- San Francisco Bay Coffee Co. announced Oct. 26 what it calls the first "No Waste" single-use coffee pod, which can be processed at industrial compost facilities. The company said its product will be available at Costco stores throughout the U.S.
- The pods, certified by the Biodegradable Products Institute, are made of "plant-based renewable resources" including vegetable oil and starches. The compostable mesh filter is made from food grade materials. The pods come in a multilayer compostable bag, which is sold in corrugated cardboard boxes. The products are not rated for backyard composting.
- John Rogers, San Francisco Bay Coffee Co.'s vice president of sales, said the company recognized the importance of making zero-waste products convenient for consumers. "If you have to go through multiple steps to separate materials in order to recycle a coffee pod, we know a lot of those will end up in the garbage," he said in a press release.
Between single-use coffee cups from retail locations and the increasingly-popular, single-serving coffee pods in homes worldwide, coffee consumption makes a notable contribution to local waste streams. In the U.K., for example, some 3 billion coffee cups are thrown away annually. Around 80% of those cups are thrown away at work, which is what led Veolia in June to target workplaces for coffee cup recycling.

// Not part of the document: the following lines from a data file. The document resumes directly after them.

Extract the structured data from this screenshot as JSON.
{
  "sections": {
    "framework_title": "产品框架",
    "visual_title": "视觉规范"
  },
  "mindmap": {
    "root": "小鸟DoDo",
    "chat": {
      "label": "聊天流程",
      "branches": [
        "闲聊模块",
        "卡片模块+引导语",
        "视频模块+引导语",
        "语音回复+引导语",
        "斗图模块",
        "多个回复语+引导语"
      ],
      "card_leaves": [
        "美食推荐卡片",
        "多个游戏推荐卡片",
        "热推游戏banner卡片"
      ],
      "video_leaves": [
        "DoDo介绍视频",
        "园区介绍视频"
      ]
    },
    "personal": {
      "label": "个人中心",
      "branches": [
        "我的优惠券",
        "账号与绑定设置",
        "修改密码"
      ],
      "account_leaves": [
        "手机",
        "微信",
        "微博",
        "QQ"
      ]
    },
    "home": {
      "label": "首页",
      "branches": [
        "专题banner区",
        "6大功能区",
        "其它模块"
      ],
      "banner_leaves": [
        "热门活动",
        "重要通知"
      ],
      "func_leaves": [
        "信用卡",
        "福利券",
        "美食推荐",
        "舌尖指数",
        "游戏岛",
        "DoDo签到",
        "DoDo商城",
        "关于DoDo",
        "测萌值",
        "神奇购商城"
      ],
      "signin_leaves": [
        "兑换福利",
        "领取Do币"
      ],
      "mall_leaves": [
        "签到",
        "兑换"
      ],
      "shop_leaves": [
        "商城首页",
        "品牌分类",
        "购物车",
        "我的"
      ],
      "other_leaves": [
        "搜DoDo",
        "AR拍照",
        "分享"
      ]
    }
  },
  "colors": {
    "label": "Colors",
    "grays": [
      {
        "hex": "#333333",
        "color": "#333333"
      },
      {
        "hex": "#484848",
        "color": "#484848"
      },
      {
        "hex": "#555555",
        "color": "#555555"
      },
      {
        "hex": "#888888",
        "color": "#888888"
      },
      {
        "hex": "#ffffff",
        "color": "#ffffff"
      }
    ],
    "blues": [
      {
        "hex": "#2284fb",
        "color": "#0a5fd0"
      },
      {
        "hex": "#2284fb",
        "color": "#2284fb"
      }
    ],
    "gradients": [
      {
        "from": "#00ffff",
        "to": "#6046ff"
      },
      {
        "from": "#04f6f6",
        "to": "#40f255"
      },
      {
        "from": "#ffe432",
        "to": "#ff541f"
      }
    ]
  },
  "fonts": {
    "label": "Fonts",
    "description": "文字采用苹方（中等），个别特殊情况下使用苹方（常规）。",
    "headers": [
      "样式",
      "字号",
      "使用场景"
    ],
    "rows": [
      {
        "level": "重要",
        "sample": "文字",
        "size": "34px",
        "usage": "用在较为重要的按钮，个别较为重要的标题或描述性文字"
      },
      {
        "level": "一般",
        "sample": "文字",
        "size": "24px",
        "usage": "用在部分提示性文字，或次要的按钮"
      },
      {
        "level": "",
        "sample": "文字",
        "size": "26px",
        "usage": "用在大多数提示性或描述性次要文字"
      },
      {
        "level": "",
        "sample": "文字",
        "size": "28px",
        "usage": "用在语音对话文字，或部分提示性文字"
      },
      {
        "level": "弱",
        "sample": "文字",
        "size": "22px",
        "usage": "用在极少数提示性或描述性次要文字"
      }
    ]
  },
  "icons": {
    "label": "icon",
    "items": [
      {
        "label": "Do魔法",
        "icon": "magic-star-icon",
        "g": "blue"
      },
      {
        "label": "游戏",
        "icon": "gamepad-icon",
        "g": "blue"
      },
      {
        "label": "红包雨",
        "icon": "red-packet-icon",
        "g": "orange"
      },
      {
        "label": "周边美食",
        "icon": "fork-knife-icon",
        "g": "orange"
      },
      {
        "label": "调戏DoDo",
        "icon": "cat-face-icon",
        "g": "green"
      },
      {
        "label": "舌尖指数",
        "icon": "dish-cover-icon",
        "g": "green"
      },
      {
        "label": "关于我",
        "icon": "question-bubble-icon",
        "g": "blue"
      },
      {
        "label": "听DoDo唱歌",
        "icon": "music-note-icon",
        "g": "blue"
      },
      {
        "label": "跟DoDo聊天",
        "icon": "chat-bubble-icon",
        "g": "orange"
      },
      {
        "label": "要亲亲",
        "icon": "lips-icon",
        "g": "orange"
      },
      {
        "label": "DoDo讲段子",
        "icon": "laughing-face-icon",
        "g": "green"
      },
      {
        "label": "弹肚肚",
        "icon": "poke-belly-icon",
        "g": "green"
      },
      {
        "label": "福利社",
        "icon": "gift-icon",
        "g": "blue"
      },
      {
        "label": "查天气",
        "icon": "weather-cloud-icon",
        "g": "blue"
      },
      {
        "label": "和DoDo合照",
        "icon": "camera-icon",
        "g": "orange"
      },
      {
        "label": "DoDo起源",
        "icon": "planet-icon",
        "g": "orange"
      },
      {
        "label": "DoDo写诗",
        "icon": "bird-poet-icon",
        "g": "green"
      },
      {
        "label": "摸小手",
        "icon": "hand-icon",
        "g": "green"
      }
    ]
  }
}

San Francisco Bay Coffee Co.'s compostable pods aren't the first big move by a coffee manufacturer to become more sustainable. In May, for example, Nespresso launched a curbside collection pilot for its aluminum coffee pods in London — after facing public pressure. Keurig Green Mountain, manufacturer of the ubiquitous K-Cups, has ambitious plans to make its products entirely recyclable by 2020. This has involved new packaging, with extensive testing at material recovery facilities around the country, which will be debuted in Canada next year.
While the company's move to sell a compostable and recyclable product is meaningful — especially in an environment where firms are exploring packaging innovations to mitigate coffee waste — it may not offer a universal solution to coffee pod waste. Not every community has access to an industrial compost facility, like San Francisco Bay Coffee Co.'s packaging requires. To truly close the loop on coffee pods in communities without access to curbside or drop-off organics collection, manufacturers will also need to continue working on products that can be composted in backyards or mixed with single-stream recyclables.